La définition du risque en matière de placement est une question complexe. Il existe en effet de
nombreux types de risques – en voici quelques-uns :

  • La valeur de vos placements peut augmenter ou diminuer en raison des conditions du marché (risque de marché);
  • Les décisions d’une entreprise, par exemple une fusion, une acquisition ou une scission, peuvent avoir une incidence sur la valeur de vos placements (risque d’opération);
  • Des événements survenant dans les pays étrangers dans lesquels les sociétés font affaire peuvent avoir des répercussions sur la valeur de vos placements (risque politique et risque de change).

Il existe aussi toute une série de risques liés au comportement des investisseurs : le risque de manquer le bateau (FOMO en anglais), le risque d’acheter trop tôt, le risque de vendre trop tard et bien d’autres encore.

Mais il existe une notion de risque dont nous aimerions discuter puisque nous pensons que ses failles peuvent être transformées en avantage pour l’investisseur averti : il s’agit de la notion de volatilité.

Le risque, étant l’aspect le plus intéressant, le plus difficile et le plus important de l’investissement, a soulevé l’intérêt de nombreux chercheurs dans le domaine universitaire. Essentiellement, cela se résume à une question fort simple : ne serait-il pas agréable de pouvoir exprimer le risque dans une formule mathématique qui pourrait être enseignée en classe de façon à ce que chacun puisse le quantifier et le gérer?

La finance moderne s’est mise au boulot il y a une cinquantaine d’années et, à l’aide de modèles mathématiques complexes, a défini le risque comme étant les fluctuations de prix ou la volatilité.

Depuis, nous avons été en mesure de mettre à profit nos connaissances en matière de statistiques pour mesurer le risque. Et voilà! Si la vie était si simple, tous les mathématiciens seraient riches…

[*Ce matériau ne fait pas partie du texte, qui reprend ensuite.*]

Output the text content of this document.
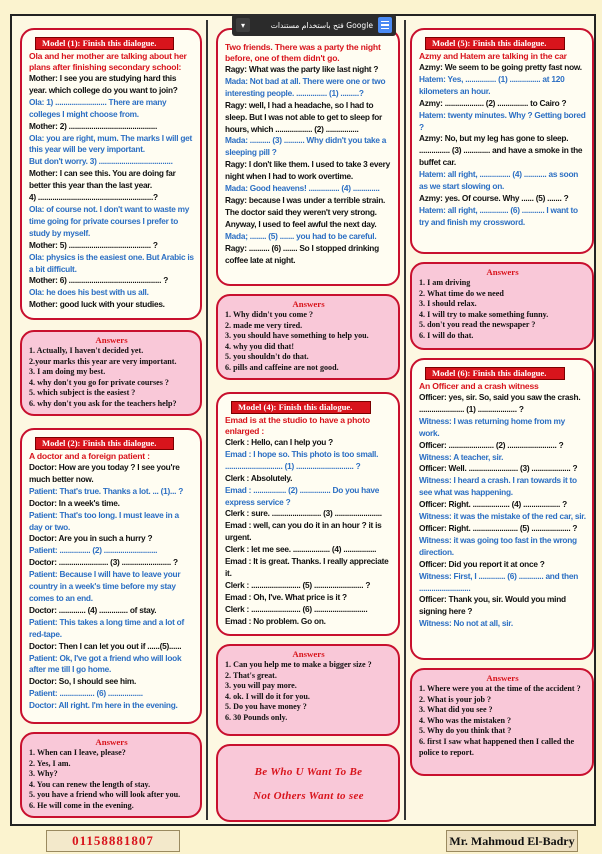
Model (1): Finish this dialogue.
Ola and her mother are talking about her plans after finishing secondary school:
Mother: I see you are studying hard this year. which college do you want to join?
Ola: 1) ......................... There are many colleges I might choose from.
Mother: 2) ...........................................
Ola: you are right, mum. The marks I will get this year will be very important.
But don't worry. 3) ....................................
Mother: I can see this. You are doing far better this year than the last year.
4) ........................................................?
Ola: of course not. I don't want to waste my time going for private courses I prefer to study by myself.
Mother: 5) ........................................ ?
Ola: physics is the easiest one. But Arabic is a bit difficult.
Mother: 6) ............................................. ?
Ola: he does his best with us all.
Mother: good luck with your studies.
Answers
1. Actually, I haven't decided yet.
2.your marks this year are very important.
3. I am doing my best.
4. why don't you go for private courses ?
5. which subject is the easiest ?
6. why don't you ask for the teachers help?
Model (2): Finish this dialogue.
A doctor and a foreign patient :
Doctor: How are you today ? I see you're much better now.
Patient: That's true. Thanks a lot. ... (1)... ?
Doctor: In a week's time.
Patient: That's too long. I must leave in a day or two.
Doctor: Are you in such a hurry ?
Patient: ............... (2) ..........................
Doctor: ........................ (3) ........................ ?
Patient: Because I will have to leave your country in a week's time before my stay comes to an end.
Doctor: ............. (4) .............. of stay.
Patient: This takes a long time and a lot of red-tape.
Doctor: Then I can let you out if ......(5)......
Patient: Ok, I've got a friend who will look after me till I go home.
Doctor: So, I should see him.
Patient: ................. (6) .................
Doctor: All right. I'm here in the evening.
Answers
1. When can I leave, please?
2. Yes, I am.
3. Why?
4. You can renew the length of stay.
5. you have a friend who will look after you.
6. He will come in the evening.
Two friends. There was a party the night before, one of them didn't go.
Ragy: What was the party like last night ?
Mada: Not bad at all. There were one or two interesting people. ............... (1) .........?
Ragy: well, I had a headache, so I had to sleep. But I was not able to get to sleep for hours, which .................. (2) ................
Mada: .......... (3) .......... Why didn't you take a sleeping pill ?
Ragy: I don't like them. I used to take 3 every night when I had to work overtime.
Mada: Good heavens! ............... (4) .............
Ragy: because I was under a terrible strain. The doctor said they weren't very strong. Anyway, I used to feel awful the next day.
Mada; ........ (5) ....... you had to be careful.
Ragy: .......... (6) ....... So I stopped drinking coffee late at night.
Answers
1. Why didn't you come ?
2. made me very tired.
3. you should have something to help you.
4. why you did that!
5. you shouldn't do that.
6. pills and caffeine are not good.
Model (4): Finish this dialogue.
Emad is at the studio to have a photo enlarged :
Clerk : Hello, can I help you ?
Emad : I hope so. This photo is too small. ............................ (1) ............................ ?
Clerk : Absolutely.
Emad : ................ (2) ............... Do you have express service ?
Clerk : sure. ........................ (3) .......................
Emad : well, can you do it in an hour ? it is urgent.
Clerk : let me see. .................. (4) ................
Emad : It is great. Thanks. I really appreciate it.
Clerk : ........................ (5) ........................ ?
Emad : Oh, I've. What price is it ?
Clerk : ........................ (6) ..........................
Emad : No problem. Go on.
Answers
1. Can you help me to make a bigger size ?
2. That's great.
3. you will pay more.
4. ok. I will do it for you.
5. Do you have money ?
6. 30 Pounds only.
Be Who U Want To Be
Not Others Want to see
Model (5): Finish this dialogue.
Azmy and Hatem are talking in the car
Azmy: We seem to be going pretty fast now.
Hatem: Yes, ............... (1) ............... at 120 kilometers an hour.
Azmy: ................... (2) ............... to Cairo ?
Hatem: twenty minutes. Why ? Getting bored ?
Azmy: No, but my leg has gone to sleep. ............... (3) ............. and have a smoke in the buffet car.
Hatem: all right, ............... (4) ........... as soon as we start slowing on.
Azmy: yes. Of course. Why ...... (5) ....... ?
Hatem: all right, .............. (6) ........... I want to try and finish my crossword.
Answers
1. I am driving
2. What time do we need
3. I should relax.
4. I will try to make something funny.
5. don't you read the newspaper ?
6. I will do that.
Model (6): Finish this dialogue.
An Officer and a crash witness
Officer: yes, sir. So, said you saw the crash. ...................... (1) ................... ?
Witness: I was returning home from my work.
Officer: ...................... (2) ........................ ?
Witness: A teacher, sir.
Officer: Well. ........................ (3) ................... ?
Witness: I heard a crash. I ran towards it to see what was happening.
Officer: Right. .................. (4) .................. ?
Witness: it was the mistake of the red car, sir.
Officer: Right. ...................... (5) ................... ?
Witness: it was going too fast in the wrong direction.
Officer: Did you report it at once ?
Witness: First, I ............. (6) ............ and then .........................
Officer: Thank you, sir. Would you mind signing here ?
Witness: No not at all, sir.
Answers
1. Where were you at the time of the accident ?
2. What is your job ?
3. What did you see ?
4. Who was the mistaken ?
5. Why do you think that ?
6. first I saw what happened then I called the police to report.
01158881807	Mr. Mahmoud El-Badry
▾	فتح باستخدام مستندات Google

Malheureusement, de nombreuses questions sont soulevées par cette notion de risque. Quelques-unes nous viennent à l’esprit :

  • Puisque les rendements supérieurs proviennent de la capacité d’investir lorsque les actifs sont bon marché, comment réaliser une surperformance en l’absence de fluctuations, surtout à la baisse?
  • Les fluctuations sont différentes selon la fréquence à laquelle nous voulons les mesurer : quotidienne, hebdomadaire, mensuelle ou même annuelle. Cela signifie-t-il que la fréquence de mesure peut modifier le degré de risque d’un placement?
  • Certaines catégories d’actifs ne sont pas évaluées aussi fréquemment que les actions, les obligations et les liquidités, par exemple l’immobilier, les œuvres d’arts, les objets de collection et autres. Cela signifie-t-il que ces catégories ne subissent pas de fluctuation et n’entraînent donc pas de risque?
  • Sans oublier qu’il n’est pas facile de les vendre en cas de besoin urgent. C’est ce qu’on appelle le risque de liquidité, qui est extrêmement difficile à quantifier. Cela signifie-t-il que moins de volatilité en raison de questions de liquidité signifie moins de risque?

Voici ce que nous pensons, un point de vue un peu plus pragmatique :

  • La volatilité est le meilleur ami de l’investisseur averti : la baisse des prix des actifs offre une occasion d’acheter les bons actifs à bon prix et d’obtenir une performance à long terme supérieure à la moyenne.
  • Les investisseurs devraient comparer la volatilité à des périodes de turbulence lors d’un voyage en avion : c’est généralement anodin si l’on peut endurer les secousses et vibrations. Comme les turbulences, la volatilité ne constitue pas en soi une menace pour la réussite des placements. Elle tend cependant à déclencher des réactions inopportunes de la part de l’investisseur moyen, l’amenant à vendre et à acheter trop souvent, à continuellement mettre de l’argent dans son portefeuille et en retirer.
  • À long terme, cela aura un impact négatif sur la performance globale d’un portefeuille de placements bien structuré.Investir est un cheminement à long terme. On doit aborder la démarche avec patience, rigueur et diversification. Plus le décideur est informé et plus le processus de placement est réfléchi, meilleurs seront les résultats. Comme le dit si bien Warren Buffett : « Si vous ne pensez pas détenir une action pendant 10 ans, ne pensez même pas à la détenir pendant 10 minutes. »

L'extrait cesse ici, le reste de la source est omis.